Structure and function of the bacterial primosome

细菌引发体的结构和功能

• 批准号: 8723244
• 负责人: James L Keck
• 金额: $ 28.38万
• 依托单位: UNIVERSITY OF MASSACHUSETTS AMHERST
• 依托单位国家: 美国
• 财政年份: 2012
• 资助国家: 美国
• 起止时间: 2012-09-30 至 2016-08-31
• 项目状态: 已结题
• 来源: https://reporter.nih.gov/project-details/8723244
• 关键词: Bacteria; Binding; Biochemical; Biochemical Genetics; Biological; Cell physiology; Cells; Chromosome Mapping; Complex; DNA; DNA Polymerase I; DNA Structure; DNA biosynthesis; DNA replication fork; Data; Disease; DnaB helicase; Ensure; Genetic; Genome; Genomics; Goals; Hand; Health; Human; In Vitro; Individual; Knowledge; Length; Life; Link; Longevity; Maintenance; Malignant - descriptor; Maps; Measures; Mediating; Metabolic; Molecular; Molecular Models; Organism; Pathway interactions; Plague; Process; Protein Binding; Proteins; Publishing; Reaction; Regulation; Replication Initiation; Research; Resolution; Roentgen Rays; SS DNA BP; Site; Solutions; Structure; Surface; System; Testing; Translating; Variant; X-Ray Crystallography; base; emergency service responder; in vivo; killings; molecular modeling; physical model; prevent; programs; protein complex; protein function; recombinase; recombinational repair; repaired; research study; tumor

DESCRIPTION (provided by applicant): The DNA replication restart pathways reload the DNA replication machinery onto replication forks that have been abandoned as a consequence of genomic damage. These pathways form an essential biochemical link between repair (often recombinational repair) of broken replication forks and DNA replication. The proteins that drive these reactions, referred to as the primosome or the Replication Restart Proteins (RRPs), must recognize the structures of these abandoned replication forks and reload the DNA replication machinery at these sites. This process is heavily regulated to ensure loading fidelity and to avoid over-replication that could arise from initiating replication at improper DNA structures. The structural mechanisms underlying DNA replication restart and the cellular mechanisms by which it is integrated with other cellular genome maintenance processes are currently poorly understood. Our proposal combines structural, biochemical, and genetic approaches to define the mechanisms of DNA replication restart pathways in complementary ways. We wil use X- ray crystallography to determine the crystal structures of key proteins and protein complexes that comprise the primosome (Aim 1). These studies will produce molecular models that will help define the physical mechanisms by which bacterial RRPs function. Additionally, we will define biochemically how RRPs interact with one another to drive replication restart (Aim 2). This set of experiments will link the physical models generated in Aim 1 to steps along the replication restart pathways, to reveal how the primosome ties replication fork recognition to RRP complex assembly. Finally, we will identify linkages that coordinate replication restart with DNA replication, recombination, and repair processes in bacterial cells (Aim 3).
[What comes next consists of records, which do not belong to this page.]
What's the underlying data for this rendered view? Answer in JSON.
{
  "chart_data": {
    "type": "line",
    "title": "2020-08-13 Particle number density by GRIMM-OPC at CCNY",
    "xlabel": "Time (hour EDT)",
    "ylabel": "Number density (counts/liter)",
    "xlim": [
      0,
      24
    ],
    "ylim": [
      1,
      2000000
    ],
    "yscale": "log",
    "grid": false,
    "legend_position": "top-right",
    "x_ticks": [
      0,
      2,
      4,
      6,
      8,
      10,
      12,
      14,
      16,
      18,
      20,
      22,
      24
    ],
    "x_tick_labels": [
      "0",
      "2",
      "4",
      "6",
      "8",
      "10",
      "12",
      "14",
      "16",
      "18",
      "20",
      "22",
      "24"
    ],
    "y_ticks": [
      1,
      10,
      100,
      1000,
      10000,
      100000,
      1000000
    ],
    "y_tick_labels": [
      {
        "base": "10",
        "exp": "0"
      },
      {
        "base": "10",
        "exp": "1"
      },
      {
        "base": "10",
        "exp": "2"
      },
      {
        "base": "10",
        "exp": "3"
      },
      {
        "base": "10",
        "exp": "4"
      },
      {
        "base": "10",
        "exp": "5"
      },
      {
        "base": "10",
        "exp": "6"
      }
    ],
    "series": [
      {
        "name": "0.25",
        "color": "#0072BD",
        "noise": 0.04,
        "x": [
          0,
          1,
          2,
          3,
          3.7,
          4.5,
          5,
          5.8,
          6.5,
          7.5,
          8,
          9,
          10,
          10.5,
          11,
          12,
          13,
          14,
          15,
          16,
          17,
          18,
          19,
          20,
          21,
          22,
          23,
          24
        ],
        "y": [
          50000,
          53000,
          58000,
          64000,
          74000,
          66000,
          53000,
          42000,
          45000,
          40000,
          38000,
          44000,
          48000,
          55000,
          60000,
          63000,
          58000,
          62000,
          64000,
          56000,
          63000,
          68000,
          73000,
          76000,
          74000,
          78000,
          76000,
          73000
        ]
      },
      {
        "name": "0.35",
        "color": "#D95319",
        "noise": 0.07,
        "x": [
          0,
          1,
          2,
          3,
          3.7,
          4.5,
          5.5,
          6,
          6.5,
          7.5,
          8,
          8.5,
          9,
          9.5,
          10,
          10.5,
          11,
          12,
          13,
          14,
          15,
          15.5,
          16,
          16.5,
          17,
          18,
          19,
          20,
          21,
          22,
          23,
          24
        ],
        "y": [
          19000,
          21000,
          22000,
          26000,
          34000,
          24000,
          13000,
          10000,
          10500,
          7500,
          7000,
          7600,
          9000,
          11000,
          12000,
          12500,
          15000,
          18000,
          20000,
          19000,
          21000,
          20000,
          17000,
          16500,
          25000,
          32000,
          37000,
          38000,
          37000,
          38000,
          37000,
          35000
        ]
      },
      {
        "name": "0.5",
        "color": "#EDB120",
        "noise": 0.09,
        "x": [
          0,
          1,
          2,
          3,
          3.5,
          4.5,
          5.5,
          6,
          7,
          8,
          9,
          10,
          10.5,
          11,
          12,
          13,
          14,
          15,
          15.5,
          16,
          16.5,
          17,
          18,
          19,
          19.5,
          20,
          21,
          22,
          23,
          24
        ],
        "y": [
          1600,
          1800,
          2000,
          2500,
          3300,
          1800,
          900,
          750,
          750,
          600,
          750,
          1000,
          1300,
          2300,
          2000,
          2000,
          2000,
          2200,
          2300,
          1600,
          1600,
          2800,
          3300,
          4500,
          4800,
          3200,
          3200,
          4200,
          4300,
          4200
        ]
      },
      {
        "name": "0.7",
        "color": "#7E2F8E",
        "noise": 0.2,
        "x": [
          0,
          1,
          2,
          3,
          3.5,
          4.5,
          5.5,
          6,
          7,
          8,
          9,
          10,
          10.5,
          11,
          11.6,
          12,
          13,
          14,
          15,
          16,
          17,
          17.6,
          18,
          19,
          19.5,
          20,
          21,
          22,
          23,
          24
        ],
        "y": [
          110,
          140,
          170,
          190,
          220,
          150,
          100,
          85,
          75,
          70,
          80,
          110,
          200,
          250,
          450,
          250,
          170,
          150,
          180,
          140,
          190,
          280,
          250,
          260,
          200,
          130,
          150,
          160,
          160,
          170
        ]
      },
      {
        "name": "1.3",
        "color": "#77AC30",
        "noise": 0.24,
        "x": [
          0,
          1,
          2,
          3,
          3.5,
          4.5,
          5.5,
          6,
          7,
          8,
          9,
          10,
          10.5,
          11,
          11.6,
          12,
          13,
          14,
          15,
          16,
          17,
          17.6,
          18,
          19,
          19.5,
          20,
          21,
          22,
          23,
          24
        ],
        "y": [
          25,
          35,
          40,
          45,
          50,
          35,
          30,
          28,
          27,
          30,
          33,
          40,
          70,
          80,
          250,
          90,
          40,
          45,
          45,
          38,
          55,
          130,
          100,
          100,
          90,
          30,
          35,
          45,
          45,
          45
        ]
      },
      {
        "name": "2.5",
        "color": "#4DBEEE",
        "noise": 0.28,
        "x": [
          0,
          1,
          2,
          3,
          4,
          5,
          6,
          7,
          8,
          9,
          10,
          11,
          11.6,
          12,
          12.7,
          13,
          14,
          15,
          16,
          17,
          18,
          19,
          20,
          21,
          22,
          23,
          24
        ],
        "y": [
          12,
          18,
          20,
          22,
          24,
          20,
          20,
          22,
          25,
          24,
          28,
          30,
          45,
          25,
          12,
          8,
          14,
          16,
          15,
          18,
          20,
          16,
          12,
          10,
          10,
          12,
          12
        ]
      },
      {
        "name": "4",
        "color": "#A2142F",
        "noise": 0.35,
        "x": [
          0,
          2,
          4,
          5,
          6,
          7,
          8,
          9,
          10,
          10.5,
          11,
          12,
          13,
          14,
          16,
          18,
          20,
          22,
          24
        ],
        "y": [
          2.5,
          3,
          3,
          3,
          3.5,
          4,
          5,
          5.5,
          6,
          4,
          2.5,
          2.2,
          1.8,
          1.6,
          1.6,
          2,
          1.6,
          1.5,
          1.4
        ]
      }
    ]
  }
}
These connections will help define how replication restart is integrated into the basal genome maintenance network in cells and how its use is regulated to prevent unwarranted replication initiation.

描述（由申请人提供）：DNA复制重启途径将DNA复制机器重新加载到因基因组损伤而被废弃的复制叉上。这些途径在断裂复制叉的修复（通常是重组修复）和 DNA 复制之间形成了重要的生化联系。驱动这些反应的蛋白质，称为引发体或复制重启蛋白质 (RRP)，必须识别这些废弃的复制叉的结构，并在这些位点重新加载 DNA 复制机器。该过程受到严格监管，以确保加载保真度并避免因在不正确的 DNA 结构处启动复制而可能出现的过度复制。这 目前，人们对 DNA 复制重启的结构机制及其与其他细胞基因组维护过程整合的细胞机制知之甚少。我们的建议结合了结构、生化和遗传学方法，以互补的方式定义 DNA 复制重启途径的机制。我们将使用 X 射线晶体学来确定构成引发体的关键蛋白质和蛋白质复合物的晶体结构（目标 1）。这些研究将产生分子模型，帮助定义细菌 RRP 发挥作用的物理机制。此外，我们将从生化角度定义 RRP 如何相互作用以驱动复制重新启动（目标 2）。这组实验将把目标 1 中生成的物理模型与复制重启路径的步骤联系起来，以揭示引发体如何将复制叉识别与 RRP 复合体组装联系起来。最后，我们将确定细菌细胞中协调复制重启与 DNA 复制、重组和修复过程的联系（目标 3）。这些连接将有助于定义如何将复制重启整合到细胞中的基础基因组维护网络中，以及如何调节其使用以防止不必要的复制启动。